Гостиная в «Эйнфриде» была просторная и красивая. Высокая белая двустворчатая дверь обычно стояла распахнутой в бильярдную, где развлекались господа с непокорными ногами и другие пациенты. С другой стороны застекленная дверь открывала вид на широкую террасу и сад. Сбоку от нее стояло пианино. Был здесь и обитый зеленым сукном ломберный стол, за которым генерал-диабетик и еще несколько мужчин играли в вист. Дамы читали или занимались рукодельем. Комната отапливалась железной печью, но уютнее всего было беседовать у изящного камина, где лежали поддельные угли, оклеенные полосками красноватой бумаги.
– Рано вы любите вставать, господин Шпинель, – сказала супруга господина Клетериана. – Мне случалось уже два или три раза видеть, как вы выходите из дому в половине восьмого утра.
– Я люблю рано вставать? Ах, вовсе нет, сударыня. Я, видите ли, рано встаю потому, что, собственно, люблю поспать.
– Ну, вам придется это пояснить мне, господин Шпинель.
Советница Шпатц тоже потребовала пояснения.
– Как вам сказать… если человек любит рано вставать, то ему, по-моему, и незачем подниматься ранним утром. Совесть, сударыня… вот где собака зарыта! Я и мне подобные, мы всю жизнь только о том и печемся, только тем и озабочены, чтобы обмануть свою совесть, чтобы ухитриться доставить ей хоть маленькую радость. Бесполезные мы существа, я и мне подобные; кроме редких хороших часов, мы всегда уязвлены и пришиблены сознанием собственной бесполезности. Мы презираем полезное, мы знаем, что оно безобразно и низко, и отстаиваем эту истину так, как отстаивают лишь насущно необходимые истины. И тем не менее мы вконец истерзаны муками совести. Мало того, вся наша внутренняя жизнь, наше мировоззрение, наша манера работать… таковы, что они воздействуют на наш организм самым нездоровым, самым губительным и разрушительным образом, и это еще ухудшает положение. Тут-то и появляются на сцену всевозможные успокоительные средства, без которых мы бы просто не выдержали.
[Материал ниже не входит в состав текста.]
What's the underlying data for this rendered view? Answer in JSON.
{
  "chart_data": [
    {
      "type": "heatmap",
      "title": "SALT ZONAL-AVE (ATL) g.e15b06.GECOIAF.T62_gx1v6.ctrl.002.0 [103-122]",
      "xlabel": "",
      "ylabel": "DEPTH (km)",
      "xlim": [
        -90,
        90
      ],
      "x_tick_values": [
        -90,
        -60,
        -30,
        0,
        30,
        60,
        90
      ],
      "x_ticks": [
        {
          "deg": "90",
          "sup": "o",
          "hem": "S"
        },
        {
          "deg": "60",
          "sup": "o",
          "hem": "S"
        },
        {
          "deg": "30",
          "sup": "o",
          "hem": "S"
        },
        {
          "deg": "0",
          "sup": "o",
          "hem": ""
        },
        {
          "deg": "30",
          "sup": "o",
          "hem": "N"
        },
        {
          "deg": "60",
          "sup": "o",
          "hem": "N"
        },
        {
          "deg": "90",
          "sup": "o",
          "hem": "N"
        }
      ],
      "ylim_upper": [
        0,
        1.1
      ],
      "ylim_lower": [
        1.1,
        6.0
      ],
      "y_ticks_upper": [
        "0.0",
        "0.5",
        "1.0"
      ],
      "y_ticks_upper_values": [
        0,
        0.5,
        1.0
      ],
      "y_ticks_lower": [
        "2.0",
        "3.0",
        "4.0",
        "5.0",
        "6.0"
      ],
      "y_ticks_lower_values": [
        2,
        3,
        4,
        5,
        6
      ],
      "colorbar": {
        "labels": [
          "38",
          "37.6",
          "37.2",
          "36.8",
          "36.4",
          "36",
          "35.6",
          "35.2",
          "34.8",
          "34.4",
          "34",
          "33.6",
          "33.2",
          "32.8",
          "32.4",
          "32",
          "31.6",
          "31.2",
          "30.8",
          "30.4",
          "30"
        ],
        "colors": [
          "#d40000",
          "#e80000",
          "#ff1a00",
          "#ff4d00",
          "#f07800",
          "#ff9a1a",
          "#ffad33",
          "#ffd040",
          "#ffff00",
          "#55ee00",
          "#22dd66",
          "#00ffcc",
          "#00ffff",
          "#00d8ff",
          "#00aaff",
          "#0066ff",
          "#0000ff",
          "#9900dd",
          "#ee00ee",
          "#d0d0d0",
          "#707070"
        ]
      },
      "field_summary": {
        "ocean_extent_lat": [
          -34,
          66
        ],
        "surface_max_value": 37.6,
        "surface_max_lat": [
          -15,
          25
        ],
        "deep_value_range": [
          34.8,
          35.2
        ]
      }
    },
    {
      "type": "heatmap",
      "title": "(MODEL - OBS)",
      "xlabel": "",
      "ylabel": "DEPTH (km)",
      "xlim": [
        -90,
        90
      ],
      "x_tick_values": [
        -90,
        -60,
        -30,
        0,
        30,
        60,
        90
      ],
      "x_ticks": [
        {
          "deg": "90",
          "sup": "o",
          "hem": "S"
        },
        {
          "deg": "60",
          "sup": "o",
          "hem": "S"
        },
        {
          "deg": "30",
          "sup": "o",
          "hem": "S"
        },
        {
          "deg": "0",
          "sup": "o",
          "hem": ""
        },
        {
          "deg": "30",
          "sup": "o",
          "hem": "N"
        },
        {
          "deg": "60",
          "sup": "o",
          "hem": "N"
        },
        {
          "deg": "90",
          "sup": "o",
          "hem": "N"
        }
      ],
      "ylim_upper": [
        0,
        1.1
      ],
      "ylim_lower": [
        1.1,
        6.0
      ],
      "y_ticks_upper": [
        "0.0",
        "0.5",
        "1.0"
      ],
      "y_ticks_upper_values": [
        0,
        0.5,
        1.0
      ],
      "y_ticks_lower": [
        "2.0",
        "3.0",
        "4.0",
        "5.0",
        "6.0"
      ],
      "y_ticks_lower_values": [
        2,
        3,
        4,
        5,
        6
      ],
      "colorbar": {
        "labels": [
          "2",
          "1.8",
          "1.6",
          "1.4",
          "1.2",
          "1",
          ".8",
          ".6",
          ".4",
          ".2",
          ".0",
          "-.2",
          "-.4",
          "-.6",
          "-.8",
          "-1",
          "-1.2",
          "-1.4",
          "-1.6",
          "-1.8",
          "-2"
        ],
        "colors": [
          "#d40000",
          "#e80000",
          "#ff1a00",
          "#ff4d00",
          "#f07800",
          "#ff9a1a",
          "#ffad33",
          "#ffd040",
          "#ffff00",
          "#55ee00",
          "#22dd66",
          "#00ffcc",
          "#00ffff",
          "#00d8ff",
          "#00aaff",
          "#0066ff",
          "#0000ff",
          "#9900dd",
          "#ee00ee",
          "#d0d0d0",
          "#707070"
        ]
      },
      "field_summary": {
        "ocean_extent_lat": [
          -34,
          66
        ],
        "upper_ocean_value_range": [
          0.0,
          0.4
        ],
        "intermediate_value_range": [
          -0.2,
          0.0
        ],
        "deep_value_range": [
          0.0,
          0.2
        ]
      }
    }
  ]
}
Многие из нас, например, чувствуют потребность в упорядоченном, строго гигиеническом образе жизни. Ранний, немилосердно ранний подъем, холодная ванна, прогулка по снегу… Благодаря этому мы хоть немножко бываем довольны собой. А дай я себе волю, я бы, поверьте, полдня пролежал в постели. Если я рано встаю, то это, собственно, лицемерие.
– Нет, отчего же, господин Шпинель? Я нахожу, что это сила воли… Не правда ли, госпожа советница?
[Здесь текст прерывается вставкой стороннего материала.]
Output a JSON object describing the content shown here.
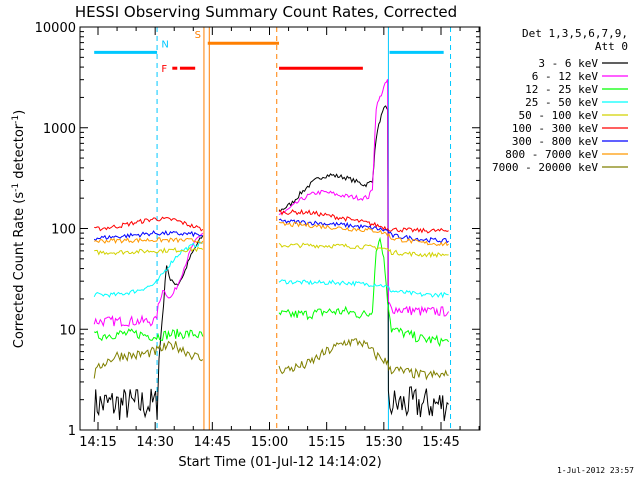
{
  "chart_data": {
    "type": "line",
    "title": "HESSI Observing Summary Count Rates, Corrected",
    "xlabel": "Start Time (01-Jul-12 14:14:02)",
    "ylabel": "Corrected Count Rate (s⁻¹ detector⁻¹)",
    "ylabel_main": "Corrected Count Rate (s",
    "ylabel_sup1": "-1",
    "ylabel_mid": " detector",
    "ylabel_sup2": "-1",
    "ylabel_end": ")",
    "yscale": "log",
    "ylim": [
      1,
      10000
    ],
    "xlim_minutes": [
      14.0,
      96.5
    ],
    "x_ticks": [
      {
        "m": 15,
        "label": "14:15"
      },
      {
        "m": 30,
        "label": "14:30"
      },
      {
        "m": 45,
        "label": "14:45"
      },
      {
        "m": 60,
        "label": "15:00"
      },
      {
        "m": 75,
        "label": "15:15"
      },
      {
        "m": 90,
        "label": "15:30"
      },
      {
        "m": 105,
        "label": "15:45"
      }
    ],
    "y_ticks": [
      {
        "v": 1,
        "label": "1"
      },
      {
        "v": 10,
        "label": "10"
      },
      {
        "v": 100,
        "label": "100"
      },
      {
        "v": 1000,
        "label": "1000"
      },
      {
        "v": 10000,
        "label": "10000"
      }
    ],
    "legend_header": [
      "Det 1,3,5,6,7,9,",
      "Att 0"
    ],
    "timestamp": "1-Jul-2012 23:57",
    "flags": [
      {
        "label": "N",
        "color": "#00c8ff",
        "level": 5600,
        "segments": [
          [
            14,
            30.5
          ],
          [
            91.5,
            105.7
          ]
        ]
      },
      {
        "label": "S",
        "color": "#ff7f00",
        "level": 6900,
        "segments": [
          [
            43.8,
            62.5
          ]
        ]
      },
      {
        "label": "F",
        "color": "#ff0000",
        "level": 3900,
        "segments": [
          [
            34.5,
            35.8
          ],
          [
            36.5,
            40.5
          ],
          [
            62.5,
            84.5
          ]
        ]
      }
    ],
    "vlines": [
      {
        "m": 30.5,
        "color": "#00c8ff",
        "dashed": true
      },
      {
        "m": 42.8,
        "color": "#ff7f00",
        "dashed": false
      },
      {
        "m": 44.2,
        "color": "#ff7f00",
        "dashed": false
      },
      {
        "m": 61.9,
        "color": "#ff7f00",
        "dashed": true
      },
      {
        "m": 91.2,
        "color": "#00c8ff",
        "dashed": false
      },
      {
        "m": 107.5,
        "color": "#00c8ff",
        "dashed": true
      }
    ],
    "series": [
      {
        "name": "3 - 6 keV",
        "color": "#000000",
        "segments": [
          {
            "x": [
              14.0,
              30.5,
              31.0,
              33.0,
              34.0,
              36.0,
              37.5,
              39.0,
              41.0,
              42.5
            ],
            "y": [
              1.8,
              1.8,
              5,
              45,
              30,
              28,
              35,
              50,
              70,
              85
            ]
          },
          {
            "x": [
              62.5,
              64,
              66,
              68,
              70,
              72,
              74,
              76,
              78,
              80,
              82,
              84,
              85,
              86,
              87,
              88,
              89,
              90.0,
              90.5,
              91.0,
              91.2,
              92,
              100,
              107
            ],
            "y": [
              150,
              160,
              180,
              220,
              260,
              300,
              330,
              340,
              330,
              320,
              300,
              280,
              270,
              280,
              300,
              800,
              1200,
              1500,
              1600,
              1550,
              1.8,
              1.8,
              1.8,
              1.8
            ]
          }
        ]
      },
      {
        "name": "6 - 12 keV",
        "color": "#ff00ff",
        "segments": [
          {
            "x": [
              14.0,
              20,
              25,
              30,
              32,
              34,
              36,
              38,
              40,
              42.5
            ],
            "y": [
              12,
              12,
              12,
              12,
              25,
              20,
              28,
              45,
              70,
              90
            ]
          },
          {
            "x": [
              62.5,
              64,
              66,
              68,
              70,
              72,
              74,
              76,
              78,
              80,
              82,
              84,
              86,
              87,
              88,
              89,
              90,
              91.0,
              91.2,
              92,
              100,
              107
            ],
            "y": [
              140,
              145,
              165,
              190,
              210,
              225,
              230,
              225,
              215,
              210,
              205,
              200,
              205,
              250,
              1600,
              2000,
              2500,
              3000,
              18,
              16,
              15,
              15
            ]
          }
        ]
      },
      {
        "name": "12 - 25 keV",
        "color": "#00ff00",
        "segments": [
          {
            "x": [
              14.0,
              20,
              25,
              30,
              35,
              40,
              42.5
            ],
            "y": [
              8.5,
              9,
              9,
              8.5,
              9,
              9,
              8.5
            ]
          },
          {
            "x": [
              62.5,
              70,
              75,
              80,
              84,
              86,
              87,
              88,
              89,
              90,
              91,
              92,
              100,
              107
            ],
            "y": [
              14,
              14,
              15,
              15,
              14,
              14,
              16,
              60,
              80,
              50,
              20,
              10,
              8,
              7.5
            ]
          }
        ]
      },
      {
        "name": "25 - 50 keV",
        "color": "#00ffff",
        "segments": [
          {
            "x": [
              14.0,
              20,
              25,
              30,
              33,
              35,
              37,
              40,
              42.5
            ],
            "y": [
              22,
              22,
              24,
              28,
              40,
              50,
              60,
              68,
              72
            ]
          },
          {
            "x": [
              62.5,
              70,
              75,
              80,
              85,
              88,
              90,
              91,
              92,
              100,
              107
            ],
            "y": [
              30,
              29,
              29,
              29,
              28,
              28,
              27,
              26,
              24,
              22,
              22
            ]
          }
        ]
      },
      {
        "name": "50 - 100 keV",
        "color": "#d2d200",
        "segments": [
          {
            "x": [
              14.0,
              20,
              30,
              40,
              42.5
            ],
            "y": [
              58,
              58,
              60,
              62,
              62
            ]
          },
          {
            "x": [
              62.5,
              70,
              80,
              88,
              91,
              92,
              100,
              107
            ],
            "y": [
              68,
              68,
              67,
              65,
              62,
              58,
              55,
              55
            ]
          }
        ]
      },
      {
        "name": "100 - 300 keV",
        "color": "#ff0000",
        "segments": [
          {
            "x": [
              14.0,
              20,
              25,
              30,
              35,
              40,
              42.5
            ],
            "y": [
              98,
              105,
              115,
              125,
              122,
              105,
              98
            ]
          },
          {
            "x": [
              62.5,
              70,
              75,
              80,
              85,
              88,
              91,
              92,
              100,
              107
            ],
            "y": [
              145,
              145,
              135,
              125,
              115,
              108,
              100,
              98,
              95,
              95
            ]
          }
        ]
      },
      {
        "name": "300 - 800 keV",
        "color": "#0000ff",
        "segments": [
          {
            "x": [
              14.0,
              20,
              30,
              40,
              42.5
            ],
            "y": [
              80,
              83,
              90,
              88,
              85
            ]
          },
          {
            "x": [
              62.5,
              70,
              80,
              88,
              91,
              92,
              100,
              107
            ],
            "y": [
              118,
              115,
              108,
              100,
              95,
              85,
              78,
              75
            ]
          }
        ]
      },
      {
        "name": "800 - 7000 keV",
        "color": "#ff9900",
        "segments": [
          {
            "x": [
              14.0,
              20,
              30,
              40,
              42.5
            ],
            "y": [
              75,
              76,
              77,
              76,
              75
            ]
          },
          {
            "x": [
              62.5,
              70,
              80,
              88,
              91,
              92,
              100,
              107
            ],
            "y": [
              110,
              108,
              100,
              95,
              88,
              80,
              72,
              70
            ]
          }
        ]
      },
      {
        "name": "7000 - 20000 keV",
        "color": "#808000",
        "segments": [
          {
            "x": [
              14.0,
              16,
              20,
              25,
              30,
              32,
              35,
              40,
              42.5
            ],
            "y": [
              3.5,
              4.5,
              5.5,
              5.5,
              6,
              6.5,
              7,
              5.5,
              5
            ]
          },
          {
            "x": [
              62.5,
              65,
              70,
              75,
              80,
              84,
              86,
              88,
              90,
              91,
              92,
              100,
              107
            ],
            "y": [
              4,
              4,
              4.5,
              6,
              7.5,
              7.5,
              6.5,
              5.5,
              5,
              4.5,
              4,
              3.5,
              3.5
            ]
          }
        ]
      }
    ]
  }
}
Госпожа советница согласилась, что это сила воли.
– Лицемерие или сила воли, сударыня! Кому какое слово больше нравится. Я лично на все смотрю настолько грустно, что…
– Вот именно. Ну, конечно же, вы слишком много грустите.
– Да, сударыня, мне часто бывает грустно.
Дни стояли прекрасные. В ослепительной яркости морозного безветрия, в голубоватых тенях, ясные и чистые, белели земля, горы, дом и сад, и надо всем этим поднимался безоблачный свод нежно-голубого неба, в котором, казалось, пляшут мириады сверкающих пылинок и блестящих кристаллов. Супруга господина Клетериана чувствовала себя в эти дни сносно; жара у нее не было, она почти не кашляла и ела без особого отвращения. Целыми часами, как ей было предписано, сидела она на террасе в морозную солнечную погоду. Сидела среди снегов, закутанная в одеяла и меха, и с надеждой вдыхала чистый, ледяной воздух, полезный для ее дыхательного горла. Иногда она видела, как прохаживается по саду господин Шпинель, тоже тепло одетый, в меховых сапогах, придававших уже просто фантастические размеры его ногам. Он осторожно ступал по снегу, и в положении его рук была какая-то настороженность, какое-то застывшее изящество; подходя к террасе, он почтительно здоровался с госпожой Клетериан и поднимался на несколько ступенек, чтобы завязать разговор.